The gun had fallen from Loraine Linklatter’s hand and scattered across the kitchen floor. Lance gave it only a cursory glance, not daring to touch it. He didn’t plan on being anywhere near this place when the police came, but when they did, the last thing he wanted was his fingerprints on a weapon.
And the police would come. Surely a neighbor had heard the gunshot. It had sounded like a cannon firing in the confines of the kitchen, and Lance’s ears were still ringing, like tiny sirens sounding off in his head as he tried to think.
Diana, he thought. We’ve got to get out of here.
He ran from the kitchen and down the hall, bounding up the stairs two at a time. He pushed against his bedroom door and flung it open, rocking it on its hinges, the door slamming against the wall hard enough that the doorknob punctured a hole in the drywall. Diana was sitting bolt upright in the bed, the covers pulled up to her chin, her eyes wide, like white saucers in the darkness. Lance flipped on the light switch and raised his hands.
“It’s just me,” he said. “We have to go. Like, right now.
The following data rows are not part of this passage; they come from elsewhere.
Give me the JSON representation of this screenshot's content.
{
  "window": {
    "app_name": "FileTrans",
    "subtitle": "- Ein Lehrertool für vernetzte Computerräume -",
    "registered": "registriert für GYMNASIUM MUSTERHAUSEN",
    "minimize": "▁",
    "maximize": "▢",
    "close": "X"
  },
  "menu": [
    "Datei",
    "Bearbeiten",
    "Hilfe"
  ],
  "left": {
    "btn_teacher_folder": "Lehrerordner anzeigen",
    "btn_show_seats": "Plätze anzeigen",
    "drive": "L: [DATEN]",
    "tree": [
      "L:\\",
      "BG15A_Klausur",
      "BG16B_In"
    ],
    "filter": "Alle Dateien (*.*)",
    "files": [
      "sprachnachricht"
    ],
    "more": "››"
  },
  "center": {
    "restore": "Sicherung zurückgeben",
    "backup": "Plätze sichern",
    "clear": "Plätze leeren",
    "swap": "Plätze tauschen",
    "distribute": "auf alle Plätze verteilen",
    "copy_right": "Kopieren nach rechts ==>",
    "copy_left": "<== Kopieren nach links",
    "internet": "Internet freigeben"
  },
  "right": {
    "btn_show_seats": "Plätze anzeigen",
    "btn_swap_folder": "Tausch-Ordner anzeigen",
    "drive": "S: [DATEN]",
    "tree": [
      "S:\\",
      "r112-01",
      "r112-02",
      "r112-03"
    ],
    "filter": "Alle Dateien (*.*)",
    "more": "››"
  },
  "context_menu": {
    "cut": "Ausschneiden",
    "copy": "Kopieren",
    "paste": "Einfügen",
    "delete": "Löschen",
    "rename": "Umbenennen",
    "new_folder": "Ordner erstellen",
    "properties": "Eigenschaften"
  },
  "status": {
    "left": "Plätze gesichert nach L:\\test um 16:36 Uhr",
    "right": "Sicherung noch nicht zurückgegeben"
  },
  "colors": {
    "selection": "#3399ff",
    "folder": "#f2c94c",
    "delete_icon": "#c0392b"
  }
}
Get dressed.” He walked around the bed and grabbed his backpack, slinging the straps over his shoulders.
Diana nodded and leapt from the bed, no questions asked. Lance guessed that when you came from a country at war, you grew used to this sort of thing. He watched as she quickly dressed, again showing no signs of modesty as she stood half-naked, pulling on her sweatpants. Once she’d finished, pulling on her shoes, she began walking toward him and finally asked, “I heard gunshot?”